Araminta retrocedió un paso y se puso una mano en el pecho, ofendida.
– No se trata de mí -resopló. Dirigió una mirada fulminante a Sophie-. Se trata de esa muchacha, que tuvo la audacia de robarme mi anillo de bodas.
– No le he robado su anillo de bodas, y lo sabe -protestó Sophie-. Lo último que querría de usted…
– ¡Robaste las pinzas de mis zapatos!
Sophie apretó los labios en una línea belicosa.
– ¡Ja! ¿Lo ven? -exclamó Araminta, mirando alrededor como para contar cuántas personas habían visto-. Clara admisión de culpa.
– Es su hijastra -rechinó Benedict-. Jamás tendría que haber estado en una posición en que se le ocurriera que tenía que…
– ¡No se atreva a llamarla jamás hijastra mía! -chilló Araminta con la cara contorsionada y roja-. No significa nada para mí. ¡Nada!
– Con su perdón -terció lady Bridgerton en un tono extraordinariamente amable-, pero si de verdad no significara nada para usted, no estaría en esta asquerosa prisión intentando hacerla colgar por robo.
Araminta se salvó de tener que contestar por la llegada del magistrado, seguido por un malhumorado alcaide que, daba la casualidad, también llevaba un ojo sorprendentemente morado.
Puesto que el alcaide le había dado una palmada en el trasero cuando la arrojó de un empujón en la celda, Sophie no pudo resistir una sonrisa.
– ¿Qué pasa aquí? -preguntó el magistrado.
– Esa mujer -dijo Benedict, imposibilitando con su voz fuerte y grave cualquier otro intento de contestar- ha acusado de robo a mi novia.
¿Novia? Sophie consiguió mantener la boca bien cerrada, pero de todos modos tuvo que cogerse firmemente de los barrotes de la celda porque las piernas se le habían convertido en agua.
– ¿Novia? -exclamó Araminta.
El magistrado se irguió en toda su estatura.
– ¿Y puede saberse quién es usted, señor? -preguntó, muy consciente de que Benedict era alguien importante, aunque no sabía exactamente quién.
Benedict se cruzó de brazos y dijo su nombre. El magistrado palideció.

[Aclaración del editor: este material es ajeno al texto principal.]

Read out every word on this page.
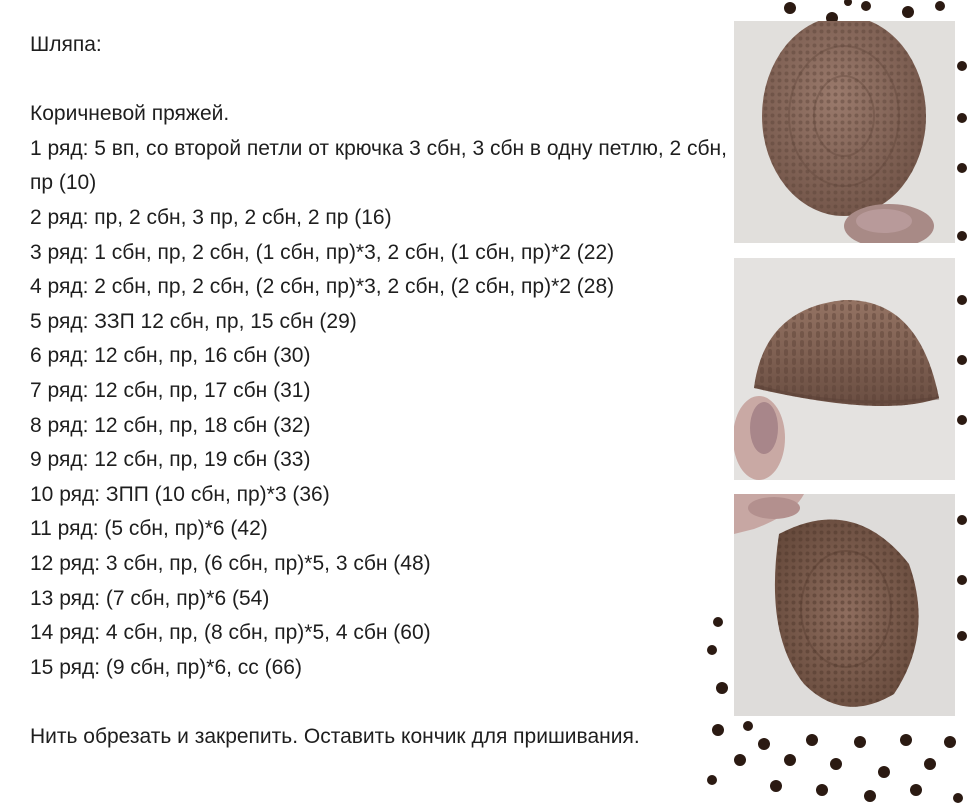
Шляпа:

Коричневой пряжей.

1 ряд: 5 вп, со второй петли от крючка 3 сбн, 3 сбн в одну петлю, 2 сбн, пр (10)

2 ряд: пр, 2 сбн, 3 пр, 2 сбн, 2 пр (16)

3 ряд: 1 сбн, пр, 2 сбн, (1 сбн, пр)*3, 2 сбн, (1 сбн, пр)*2 (22)

4 ряд: 2 сбн, пр, 2 сбн, (2 сбн, пр)*3, 2 сбн, (2 сбн, пр)*2 (28)

5 ряд: ЗЗП 12 сбн, пр, 15 сбн (29)

6 ряд: 12 сбн, пр, 16 сбн (30)

7 ряд: 12 сбн, пр, 17 сбн (31)

8 ряд: 12 сбн, пр, 18 сбн (32)

9 ряд: 12 сбн, пр, 19 сбн (33)

10 ряд: ЗПП (10 сбн, пр)*3 (36)

11 ряд: (5 сбн, пр)*6 (42)

12 ряд: 3 сбн, пр, (6 сбн, пр)*5, 3 сбн (48)

13 ряд: (7 сбн, пр)*6 (54)

14 ряд: 4 сбн, пр, (8 сбн, пр)*5, 4 сбн (60)

15 ряд: (9 сбн, пр)*6, сс (66)

Нить обрезать и закрепить. Оставить кончик для пришивания.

– ¿Algún parentesco con el vizconde?
– Es mi hermano.
– Y ella… -tragó saliva y apuntó a Sophie- ¿es su novia?
Sophie esperó que algún signo sobrenatural agitara el aire, marcando a Benedict como mentiroso, pero ante su sorpresa, no ocurrió nada. Vio incluso que lady Bridgerton asentía.
– No puede casarse con ella -dijo Araminta. Benedict giró la cabeza hacia su madre.
– ¿Hay algún motivo que indique la necesidad de que yo consulte a lady Penwood sobre esto?
– Ninguno que se me ocurra -repuso lady Bridgerton.
– No es otra cosa que una puta -siseó Araminta-. Su madre era una puta y eso se here… ¡ay!
Benedict la había cogido por el cuello antes de que alguien se diera cuenta de que se había movido.
– No me obligue a golpearla -gruñó.
El magistrado le tocó el hombro.
– Debería soltarla, de verdad.
– ¿Podría amordazarla?
El magistrado pareció dudoso, pero finalmente negó con la cabeza.
Benedict soltó a Araminta con visible renuencia.
– Si se casa con ella -dijo Araminta, masajeándose el cuello-,me encargaré de que todo el mundo se entere de quién es: la hija bastarda de una puta.